Мы примерно об этих изводе и природе советской ностальгии говорили с писателем Андреем Рубановым вскоре после знакомства, лет пять-шесть назад: тогда он еще не написал гениальный рассказ «Брусли»[6], который как раз про подростковое восприятие киношного карате-мифа на фоне угасающего имперского лета, зато и не перешел еще на чистый адреналин, а употреблял спиртосодержащее. Болтали, опрокидывали; тут-то и выяснилось, что книжный мальчик, советский идеалист Рубанов познавал карате кёкусин примерно в те же годы. Только он чуть постарше, так что начал в армии, продолжил в роли мелкого деловара-полубандита на заре «лихих девяностых», когда умение дать человеку ногой в голову реально воспринималось тропинкой к свободе, силе и счастью. Масутацу Оямы и Брюса Ли из него тоже не вышло: занялся отмывкой бабла, поднялся, сел, вышел, стал писателем, про карате помнил.
– У тебя пояс какой? – деловито осведомился Рубанов.
– Синий, – признал я скорбно.
– А у меня вообще так белый и остался, – сообщил Рубанов, тренировавшийся, судя по обмену воспоминаниями, куда дольше, усерднее и эффективнее, чем я. Посопел, ухмыльнулся:
– Значит, я тебе должен всегда кланяться.
– Начинай, – сказал я и разлил.
И мы выпили – два несостоявшихся Великих Мастера, два сложных и нафиг никому не сдавшихся изделия закатной советской империи.
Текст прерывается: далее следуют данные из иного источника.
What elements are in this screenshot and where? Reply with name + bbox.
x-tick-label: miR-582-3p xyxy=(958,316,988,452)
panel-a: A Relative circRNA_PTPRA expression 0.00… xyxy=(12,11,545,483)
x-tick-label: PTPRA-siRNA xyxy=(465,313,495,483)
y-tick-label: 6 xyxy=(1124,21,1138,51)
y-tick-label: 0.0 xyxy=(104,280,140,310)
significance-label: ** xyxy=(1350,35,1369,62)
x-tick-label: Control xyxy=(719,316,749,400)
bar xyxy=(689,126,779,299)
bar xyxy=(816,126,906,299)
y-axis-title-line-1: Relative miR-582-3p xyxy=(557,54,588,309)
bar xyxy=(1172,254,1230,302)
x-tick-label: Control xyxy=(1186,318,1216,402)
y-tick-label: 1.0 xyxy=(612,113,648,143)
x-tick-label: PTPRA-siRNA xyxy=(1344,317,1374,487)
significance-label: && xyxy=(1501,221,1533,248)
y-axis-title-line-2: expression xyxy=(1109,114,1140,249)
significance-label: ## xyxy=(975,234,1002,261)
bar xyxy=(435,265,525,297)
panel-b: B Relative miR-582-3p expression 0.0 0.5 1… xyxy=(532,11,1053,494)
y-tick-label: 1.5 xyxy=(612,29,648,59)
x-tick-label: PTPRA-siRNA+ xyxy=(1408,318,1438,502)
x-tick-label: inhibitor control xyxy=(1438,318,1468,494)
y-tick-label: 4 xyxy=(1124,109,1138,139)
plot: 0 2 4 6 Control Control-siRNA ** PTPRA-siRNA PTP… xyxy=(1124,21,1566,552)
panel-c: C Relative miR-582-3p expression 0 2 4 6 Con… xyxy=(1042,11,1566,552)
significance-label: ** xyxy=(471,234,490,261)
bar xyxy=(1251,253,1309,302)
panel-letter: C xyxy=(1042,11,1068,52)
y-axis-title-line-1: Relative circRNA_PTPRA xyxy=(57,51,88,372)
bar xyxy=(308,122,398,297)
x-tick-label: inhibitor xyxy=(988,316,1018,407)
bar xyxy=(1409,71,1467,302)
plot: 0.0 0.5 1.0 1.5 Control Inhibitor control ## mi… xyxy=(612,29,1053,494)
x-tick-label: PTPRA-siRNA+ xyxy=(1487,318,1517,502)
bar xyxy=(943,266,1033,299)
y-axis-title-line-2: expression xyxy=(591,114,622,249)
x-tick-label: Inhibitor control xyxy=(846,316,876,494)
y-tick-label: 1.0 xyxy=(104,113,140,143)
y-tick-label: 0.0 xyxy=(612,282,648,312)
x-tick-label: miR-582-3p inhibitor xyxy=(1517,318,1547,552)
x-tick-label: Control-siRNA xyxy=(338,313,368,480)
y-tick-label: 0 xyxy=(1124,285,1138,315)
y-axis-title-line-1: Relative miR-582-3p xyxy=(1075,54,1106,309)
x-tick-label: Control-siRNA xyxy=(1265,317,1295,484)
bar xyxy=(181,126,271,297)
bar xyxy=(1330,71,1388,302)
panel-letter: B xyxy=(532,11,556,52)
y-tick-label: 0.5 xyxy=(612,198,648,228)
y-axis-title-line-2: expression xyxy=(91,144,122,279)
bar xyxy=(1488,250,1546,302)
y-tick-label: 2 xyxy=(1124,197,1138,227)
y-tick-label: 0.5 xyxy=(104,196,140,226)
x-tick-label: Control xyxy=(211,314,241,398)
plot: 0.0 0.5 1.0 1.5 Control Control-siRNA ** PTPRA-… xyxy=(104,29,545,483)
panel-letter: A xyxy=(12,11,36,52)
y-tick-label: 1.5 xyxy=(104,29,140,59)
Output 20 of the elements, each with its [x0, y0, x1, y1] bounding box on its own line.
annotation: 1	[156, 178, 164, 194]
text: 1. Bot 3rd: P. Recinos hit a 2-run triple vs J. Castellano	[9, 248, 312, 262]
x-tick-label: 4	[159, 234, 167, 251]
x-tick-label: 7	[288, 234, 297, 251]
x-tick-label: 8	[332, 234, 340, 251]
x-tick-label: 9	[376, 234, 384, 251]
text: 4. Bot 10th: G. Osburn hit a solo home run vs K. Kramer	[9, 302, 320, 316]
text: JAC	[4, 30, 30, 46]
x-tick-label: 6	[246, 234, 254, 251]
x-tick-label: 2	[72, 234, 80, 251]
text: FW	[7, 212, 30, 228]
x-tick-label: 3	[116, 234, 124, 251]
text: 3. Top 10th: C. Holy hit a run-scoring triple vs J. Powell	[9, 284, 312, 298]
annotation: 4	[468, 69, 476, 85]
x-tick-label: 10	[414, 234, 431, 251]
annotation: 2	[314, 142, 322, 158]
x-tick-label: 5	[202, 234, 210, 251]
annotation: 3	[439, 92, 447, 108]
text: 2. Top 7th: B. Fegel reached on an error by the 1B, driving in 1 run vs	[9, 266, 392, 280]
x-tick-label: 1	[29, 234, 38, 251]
Два амбициозных подростка восьмидесятых, в которых почти уже умер, но все-таки еще немного жив карате кид, которого вы можете и не знать.
Теперь он чаще представляется кунг-фу пандой.
Непереводимая игра слов
– Я, друг, тебе точно, нах, говорю, – сообщает мой собеседник, откидываясь на спинку стула. – Все, бля, деньги, нах, у богатых жидов. Я тебе говорю, нах, это, бля, заговор. И Вторую мировую богатые, бля, жиды развязали, ты не знал? Точно говорю, они, суки, своего племени не пожалели, только чтоб еще богаче стать!
Кажется, я слегка плыву: у боксеров это называется грогги. С моим собеседником я знаком минут семь, может быть, восемь. Он молод и бодр. Его русский язык, обогащенный легким приобретенным акцентом, не столько пересыпан матом, сколько смонтирован на нем, как дом на фундаменте. У него бритая скиновская голова и аккуратная богемная бородка. У него шустрый острый взгляд молодого млекопитающего, вынужденного до поры мириться с господством медленных и здоровенных рептилий, но уже знающего себе эволюционную цену.
– Вообще-то, – сообщаю я, – у меня жена еврейка.
Мой собеседник быстро моргает, но не теряется.
– Ну так у меня у самого бабушка еврейка, – контратакует он бойко. – Немецкая еврейка, ага, нах, такая… которая не на этом ихнем говорит, ну как его… а типа на немецком, бля.
– Не на иврите, – вклиниваюсь я в паузы. – На идиш.
– Ну да! – соглашается собеседник радостно и валится в штопор фамильной бабушкиной истории, в которой избыток очевидно невыдуманных деталей изобличает явную выдуманность. Сразу видно коллегу-сочинителя.
– …так что против евреев я, бля, ничего не имею, – выходит он из штопора у самой земли. – Я, нах, против тех, ну этих, которые сами всех хотят иметь. Ты вот слыхал про такой Бильдербергский клуб, а? Во-во. Мне друг мой пиздато всё про них объяснил. Друг мой, знаешь, может, Личо, бля, Джелли, пи-два, ты не в курсе?